Strange Fruit
Thomas Shipp and Abram Smith were African-Americans who were lynched on August 7, 1930 in Marion, Indiana. They had been arrested the night before, charged with robbing and murdering a white factory worker and raping his girlfriend. A large crowd broke into the jail with sledgehammers, beat the two men, and hanged them. Police officers in the crowd cooperated in the lynching. A third person, 16 year old James Cameron, narrowly escaped lynching thanks to an unidentified participant who announced that he had nothing to do with the rape or murder.A studio photographer, Lawrence Beitler, took a photograph of the dead bodies hanging from a tree surrounded by a large crowd; thousands of copies of the photograph were sold.
(1) Abe Meeropol, Strange Fruit, (1939)
Southern trees bear a strange fruit,
Blood on the leaves and blood at the root,
Black body swinging in the Southern breeze,
Strange fruit hanging from the poplar trees.
Pastoral scene of the gallant South,
The bulging eyes and the twisted mouth,
Scent of magnolia sweet and fresh,
And the sudden smell of burning flesh!
Here is a fruit for the crows to pluck,
For the rain to gather, for the wind to suck,
For the sun to rot, for a tree to drop,
Here is a strange and bitter crop.
The song began life as a poem written by Abel Meeropol, a schoolteacher who was living in the Bronx and teaching English at the De Witt Clinton High School, where his students would have included the Academy award-winning screenwriter Paddy Chayefsky, the playwright Neil Simon, and the novelist and essayist James Baldwin. Meeropol was a trade union activist and a closet member of the Communist Party; his poem was first published in January 1937 as "Bitter Fruit", in a union magazine called the New York School Teacher. In common with many Jewish people in the US during this period, Meeropol was worried (with reason) about anti-semitism and chose to publish his poem under the pseudonym "Lewis Allan", the first names of his two stillborn children....
Meeropol wrote "Strange Fruit" to express his horror at lynchings, possibly after seeing Lawrence Beitler's photograph of the lynching of Thomas Shipp and Abram Smith in Marion, Indiana.
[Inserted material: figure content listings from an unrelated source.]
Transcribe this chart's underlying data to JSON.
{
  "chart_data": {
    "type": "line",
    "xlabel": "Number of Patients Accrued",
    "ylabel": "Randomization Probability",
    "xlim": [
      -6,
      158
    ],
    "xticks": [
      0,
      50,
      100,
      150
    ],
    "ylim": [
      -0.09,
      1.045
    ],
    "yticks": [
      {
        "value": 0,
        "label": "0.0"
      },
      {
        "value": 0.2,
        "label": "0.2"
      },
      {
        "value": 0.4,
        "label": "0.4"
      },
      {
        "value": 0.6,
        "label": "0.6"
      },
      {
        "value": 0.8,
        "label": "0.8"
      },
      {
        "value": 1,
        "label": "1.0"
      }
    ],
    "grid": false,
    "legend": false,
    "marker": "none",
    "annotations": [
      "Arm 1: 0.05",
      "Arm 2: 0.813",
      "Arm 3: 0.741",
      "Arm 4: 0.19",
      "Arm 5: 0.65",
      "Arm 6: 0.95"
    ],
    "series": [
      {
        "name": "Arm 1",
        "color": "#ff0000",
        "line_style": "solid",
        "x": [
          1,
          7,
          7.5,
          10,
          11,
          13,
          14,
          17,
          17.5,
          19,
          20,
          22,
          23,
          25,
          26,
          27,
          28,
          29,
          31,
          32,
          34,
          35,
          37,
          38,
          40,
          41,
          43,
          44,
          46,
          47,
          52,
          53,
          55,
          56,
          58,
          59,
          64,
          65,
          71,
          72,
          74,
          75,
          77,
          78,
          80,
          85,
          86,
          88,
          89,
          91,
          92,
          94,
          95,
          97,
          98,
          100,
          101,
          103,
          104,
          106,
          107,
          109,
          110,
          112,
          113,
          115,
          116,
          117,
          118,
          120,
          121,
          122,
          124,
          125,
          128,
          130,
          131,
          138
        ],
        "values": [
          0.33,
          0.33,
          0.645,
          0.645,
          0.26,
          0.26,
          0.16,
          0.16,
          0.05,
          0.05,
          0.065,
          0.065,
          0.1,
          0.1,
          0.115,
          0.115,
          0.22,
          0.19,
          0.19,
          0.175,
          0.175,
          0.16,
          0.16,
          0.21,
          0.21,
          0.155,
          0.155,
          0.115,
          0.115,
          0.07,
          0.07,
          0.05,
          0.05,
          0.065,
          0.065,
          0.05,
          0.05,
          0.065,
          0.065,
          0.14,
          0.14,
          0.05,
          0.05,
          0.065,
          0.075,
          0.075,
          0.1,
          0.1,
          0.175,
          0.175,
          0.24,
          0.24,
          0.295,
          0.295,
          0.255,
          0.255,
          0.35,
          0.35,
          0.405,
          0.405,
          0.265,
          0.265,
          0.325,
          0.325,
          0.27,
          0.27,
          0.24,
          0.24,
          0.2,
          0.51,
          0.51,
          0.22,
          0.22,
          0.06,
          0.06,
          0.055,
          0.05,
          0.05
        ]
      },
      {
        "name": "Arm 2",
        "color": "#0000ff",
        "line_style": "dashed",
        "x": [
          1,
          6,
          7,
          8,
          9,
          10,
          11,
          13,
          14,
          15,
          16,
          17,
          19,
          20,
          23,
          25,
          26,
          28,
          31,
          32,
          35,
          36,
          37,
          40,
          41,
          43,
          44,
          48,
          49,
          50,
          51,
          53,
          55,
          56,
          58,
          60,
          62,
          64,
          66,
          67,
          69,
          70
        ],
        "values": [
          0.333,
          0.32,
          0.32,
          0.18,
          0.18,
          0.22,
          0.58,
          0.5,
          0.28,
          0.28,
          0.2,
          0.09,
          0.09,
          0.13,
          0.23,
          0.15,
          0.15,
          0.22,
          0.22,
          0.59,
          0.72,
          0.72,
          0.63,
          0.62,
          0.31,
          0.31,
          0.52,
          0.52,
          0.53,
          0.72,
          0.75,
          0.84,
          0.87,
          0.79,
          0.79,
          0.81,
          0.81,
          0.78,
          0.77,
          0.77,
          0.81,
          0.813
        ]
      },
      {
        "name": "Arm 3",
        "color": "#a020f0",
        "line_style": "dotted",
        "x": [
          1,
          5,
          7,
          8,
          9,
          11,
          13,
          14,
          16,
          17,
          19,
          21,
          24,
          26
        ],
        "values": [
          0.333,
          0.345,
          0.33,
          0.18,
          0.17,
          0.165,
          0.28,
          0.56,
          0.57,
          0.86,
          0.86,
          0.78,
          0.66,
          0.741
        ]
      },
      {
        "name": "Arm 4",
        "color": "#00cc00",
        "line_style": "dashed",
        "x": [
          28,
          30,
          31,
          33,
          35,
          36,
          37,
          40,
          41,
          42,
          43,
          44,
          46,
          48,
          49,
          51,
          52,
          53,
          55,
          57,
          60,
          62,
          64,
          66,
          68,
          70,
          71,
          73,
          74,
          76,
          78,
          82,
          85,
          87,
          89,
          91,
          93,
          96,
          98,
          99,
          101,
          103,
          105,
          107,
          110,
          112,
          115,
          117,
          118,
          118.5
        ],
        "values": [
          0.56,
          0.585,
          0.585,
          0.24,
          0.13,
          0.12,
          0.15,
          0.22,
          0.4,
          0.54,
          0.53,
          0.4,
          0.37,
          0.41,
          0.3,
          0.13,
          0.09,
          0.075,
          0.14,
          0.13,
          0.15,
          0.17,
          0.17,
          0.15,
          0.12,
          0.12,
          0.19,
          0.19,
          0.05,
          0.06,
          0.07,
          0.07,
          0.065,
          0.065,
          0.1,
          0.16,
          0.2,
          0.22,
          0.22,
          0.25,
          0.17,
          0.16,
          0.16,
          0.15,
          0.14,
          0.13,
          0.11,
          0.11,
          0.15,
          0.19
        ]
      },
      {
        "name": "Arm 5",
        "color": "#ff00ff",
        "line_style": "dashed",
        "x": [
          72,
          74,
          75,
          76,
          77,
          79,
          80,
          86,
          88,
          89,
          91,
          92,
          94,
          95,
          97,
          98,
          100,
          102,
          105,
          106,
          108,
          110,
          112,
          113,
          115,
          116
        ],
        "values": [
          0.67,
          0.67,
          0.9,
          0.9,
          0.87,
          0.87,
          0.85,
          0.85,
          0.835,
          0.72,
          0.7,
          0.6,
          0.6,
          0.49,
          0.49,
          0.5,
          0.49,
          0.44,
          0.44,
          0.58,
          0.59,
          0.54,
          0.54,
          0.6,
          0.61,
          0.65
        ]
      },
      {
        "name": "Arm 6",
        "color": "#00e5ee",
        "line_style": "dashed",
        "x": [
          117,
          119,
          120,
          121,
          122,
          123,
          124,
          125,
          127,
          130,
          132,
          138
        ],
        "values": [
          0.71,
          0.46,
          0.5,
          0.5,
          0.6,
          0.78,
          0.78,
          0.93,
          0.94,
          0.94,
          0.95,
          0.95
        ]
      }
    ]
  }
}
Though Meeropol/Allan had often asked others (notably Earl Robinson) to set his poems to music, he set Strange Fruit to music himself. The song gained a certain success as a protest song in and around New York. Meeropol, his wife, and black vocalist Laura Duncan performed it at Madison Square Garden.Barney Josephson, the founder of Cafe Society in Greenwich Village, New York's first integrated nightclub, heard the song and introduced it to Billie Holiday. Holiday performed the song at Cafe Society in 1939. She said that singing it made her fearful of retaliation. Holiday later said that because the imagery in "Strange Fruit" reminded her of her father, she persisted in singing it. The song became a regular part of Holiday's live performances.
"The germ of the song was in a poem written by Lewis Allen. When he showed me that poem, I dug it right off. It seemed to spell out all the things that had killed Pop (Holliday's father had died of pneumonia in 1937 after several segregated southern hospitals refused to treat him). Allen, too, had heard how Pop died and of course was interested in my singing. He suggested that Sonny White, who had been my accompanist, and I turn it into music. So the three of us got together and did the job in about three weeks." -Billie Holiday
In interviews, Holiday said that whenever she performed Strange Fruit in the South there was trouble. She told one newspaper that she was driven out of Mobile, Alabama, for trying to sing it. In fact, Holiday made few southern tours, and there's little evidence that she sang Strange Fruit when she did.
Claims that the song was banned from the radio are equally hard to document, but not hard to believe; radio stations played few records then, and rarely anything controversial. "WNEW [in New York] has been trying to get up the courage to allow Billie Holiday, singing at Café Society, to render the anti-lynching song - Strange Fruit Growing on the Trees Down South - on one of the night spot's regular broadcasts," the New York Post reported in November 1939. "Station turned thumbs down a week ago, but approved the number for last night's airing. Then it said 'no' again, but has agreed to let Billie sing it tonight at 1 o'clock." According to one published report, the song was also banned from the BBC.